Les fils de l'élément xsd:all doivent impérativement apparaître au plus une fois, ce qui signifie que deux attributs, que nous allons voir maintenant, doivent être renseignés. Ces attributs sont minoccurs et maxoccurs.
Indicateurs d'occurences
Dans une DTD, un indicateur d'occurence ne peut prendre que les valeurs 0, 1 ou l'infini. On peut forcer un élément sselt à être présent 378 fois, mais il faut pour cela écrire (sselt, sselt..., sselt, sselt) 378 fois. XML Schema permet de déclarer directement une telle occurence, car tout nombre entier non négatif peut être utilisé. Pour déclarer qu'un élément peut être présent un nombre illimité de fois, on utilise la valeur unbounded. Les attributs utiles sont minOccurs et maxOccurs, qui indiquent respectivement les nombres minimal et maximal de fois où un élément peut apparaître. Le tableau suivant récapitule les possibilités :
| Dans une DTD | Valeur de minOccurs | Valeur de maxOccurs |
|---|---|---|
| * | 0 | unbounded |
| ? | 0 | 1 (pas nécessaire, valeur par défaut) |
| rien | 1 (pas nécessaire, valeur par défaut) | 1 (pas nécessaire, valeur par défaut) |
Table 2. Liste des indicateurs d'occurence.
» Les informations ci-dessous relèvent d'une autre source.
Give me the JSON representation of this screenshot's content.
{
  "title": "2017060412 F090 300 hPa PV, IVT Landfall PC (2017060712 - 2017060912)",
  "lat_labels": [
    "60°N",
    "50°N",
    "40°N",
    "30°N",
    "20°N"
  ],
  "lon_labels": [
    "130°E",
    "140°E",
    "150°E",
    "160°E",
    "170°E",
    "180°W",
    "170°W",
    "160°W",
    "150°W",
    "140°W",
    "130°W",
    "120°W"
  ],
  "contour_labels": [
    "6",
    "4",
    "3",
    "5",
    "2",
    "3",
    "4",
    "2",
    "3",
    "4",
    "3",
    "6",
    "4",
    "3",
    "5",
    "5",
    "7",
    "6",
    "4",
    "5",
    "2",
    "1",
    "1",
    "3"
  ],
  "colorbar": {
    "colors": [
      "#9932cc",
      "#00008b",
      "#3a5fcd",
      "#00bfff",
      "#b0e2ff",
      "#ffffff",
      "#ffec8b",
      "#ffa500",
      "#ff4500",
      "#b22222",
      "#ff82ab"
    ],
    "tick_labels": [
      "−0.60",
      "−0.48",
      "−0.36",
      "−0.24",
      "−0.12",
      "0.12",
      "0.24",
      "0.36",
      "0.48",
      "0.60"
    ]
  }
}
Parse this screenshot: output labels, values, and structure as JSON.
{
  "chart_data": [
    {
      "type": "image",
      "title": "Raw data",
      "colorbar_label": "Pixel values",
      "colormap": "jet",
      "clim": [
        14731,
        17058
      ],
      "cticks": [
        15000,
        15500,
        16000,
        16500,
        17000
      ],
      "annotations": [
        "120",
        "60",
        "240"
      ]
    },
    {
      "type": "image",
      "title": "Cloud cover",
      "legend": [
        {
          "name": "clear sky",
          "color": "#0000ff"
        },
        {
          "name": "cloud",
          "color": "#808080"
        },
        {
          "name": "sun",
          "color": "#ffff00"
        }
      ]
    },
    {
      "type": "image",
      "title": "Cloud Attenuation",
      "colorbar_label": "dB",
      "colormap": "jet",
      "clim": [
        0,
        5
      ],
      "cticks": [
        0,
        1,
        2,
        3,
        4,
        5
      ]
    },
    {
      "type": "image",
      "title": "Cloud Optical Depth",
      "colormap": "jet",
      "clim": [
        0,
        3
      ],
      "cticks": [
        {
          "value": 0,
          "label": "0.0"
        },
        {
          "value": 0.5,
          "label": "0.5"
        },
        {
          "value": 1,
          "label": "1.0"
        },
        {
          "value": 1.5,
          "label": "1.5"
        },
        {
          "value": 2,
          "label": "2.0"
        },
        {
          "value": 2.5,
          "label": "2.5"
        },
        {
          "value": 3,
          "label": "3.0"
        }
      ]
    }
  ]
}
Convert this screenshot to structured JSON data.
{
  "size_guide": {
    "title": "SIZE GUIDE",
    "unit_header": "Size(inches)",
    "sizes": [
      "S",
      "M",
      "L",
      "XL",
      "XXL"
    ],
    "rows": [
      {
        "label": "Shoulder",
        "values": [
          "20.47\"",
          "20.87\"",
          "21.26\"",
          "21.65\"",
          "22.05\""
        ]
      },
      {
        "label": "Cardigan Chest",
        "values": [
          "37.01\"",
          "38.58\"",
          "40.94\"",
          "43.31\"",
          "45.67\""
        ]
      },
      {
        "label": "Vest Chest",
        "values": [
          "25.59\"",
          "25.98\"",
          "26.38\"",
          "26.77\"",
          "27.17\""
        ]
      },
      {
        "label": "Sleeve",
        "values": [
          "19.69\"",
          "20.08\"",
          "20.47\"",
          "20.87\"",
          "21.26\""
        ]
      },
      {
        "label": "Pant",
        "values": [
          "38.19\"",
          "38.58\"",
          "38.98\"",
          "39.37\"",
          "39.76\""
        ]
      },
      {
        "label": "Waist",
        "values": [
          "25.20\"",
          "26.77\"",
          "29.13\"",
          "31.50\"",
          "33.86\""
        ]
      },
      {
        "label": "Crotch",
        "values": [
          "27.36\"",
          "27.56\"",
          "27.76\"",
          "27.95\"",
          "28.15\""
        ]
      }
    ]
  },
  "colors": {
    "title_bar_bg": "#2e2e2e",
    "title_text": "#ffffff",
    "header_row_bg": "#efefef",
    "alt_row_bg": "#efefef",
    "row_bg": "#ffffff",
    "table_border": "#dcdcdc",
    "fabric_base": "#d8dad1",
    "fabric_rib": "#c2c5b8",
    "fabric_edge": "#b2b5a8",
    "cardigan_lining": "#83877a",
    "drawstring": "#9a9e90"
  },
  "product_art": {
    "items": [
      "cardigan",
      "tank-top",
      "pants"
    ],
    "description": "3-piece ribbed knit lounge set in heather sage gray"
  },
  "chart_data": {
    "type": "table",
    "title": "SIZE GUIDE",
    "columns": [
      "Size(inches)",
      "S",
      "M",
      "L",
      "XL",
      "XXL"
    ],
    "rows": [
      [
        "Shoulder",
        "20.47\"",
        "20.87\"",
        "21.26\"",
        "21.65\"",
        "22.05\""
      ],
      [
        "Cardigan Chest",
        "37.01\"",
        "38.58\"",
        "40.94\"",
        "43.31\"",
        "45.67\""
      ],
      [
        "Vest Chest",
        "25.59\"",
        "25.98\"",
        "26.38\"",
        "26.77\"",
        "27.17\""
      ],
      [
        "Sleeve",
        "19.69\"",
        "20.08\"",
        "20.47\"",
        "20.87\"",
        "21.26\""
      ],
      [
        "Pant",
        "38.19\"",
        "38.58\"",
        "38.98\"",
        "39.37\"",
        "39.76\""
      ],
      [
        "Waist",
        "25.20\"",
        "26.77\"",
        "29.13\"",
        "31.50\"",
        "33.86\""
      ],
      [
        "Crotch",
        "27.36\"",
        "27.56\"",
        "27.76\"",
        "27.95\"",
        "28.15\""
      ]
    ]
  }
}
Création de type complexe à partir de types simples
Il est possible également de créer un type complexe à partir d'un type simple.
On peut avoir besoin de définir un élément contenant une valeur simple, et possédant un attribut, comme <poids unite="kg">67</poids>, par exemple. Un tel élément ne peut pas être déclaré de type simple, car il contient un attribut. Il faut dériver un type complexe à partir du type simple positiveInteger :
<xsd:complexType name="typePoids">
<xsd:simpleContent>
<xsd:extension base="xsd:positiveInteger">
<xsd:attribute name="unite" type="xsd:string" />
</xsd:extension>
</xsd:simpleContent>
</xsd:complexType>
L'élément <xsd:simpleContent indique que le nouvel élément ne contient pas de sous-élément.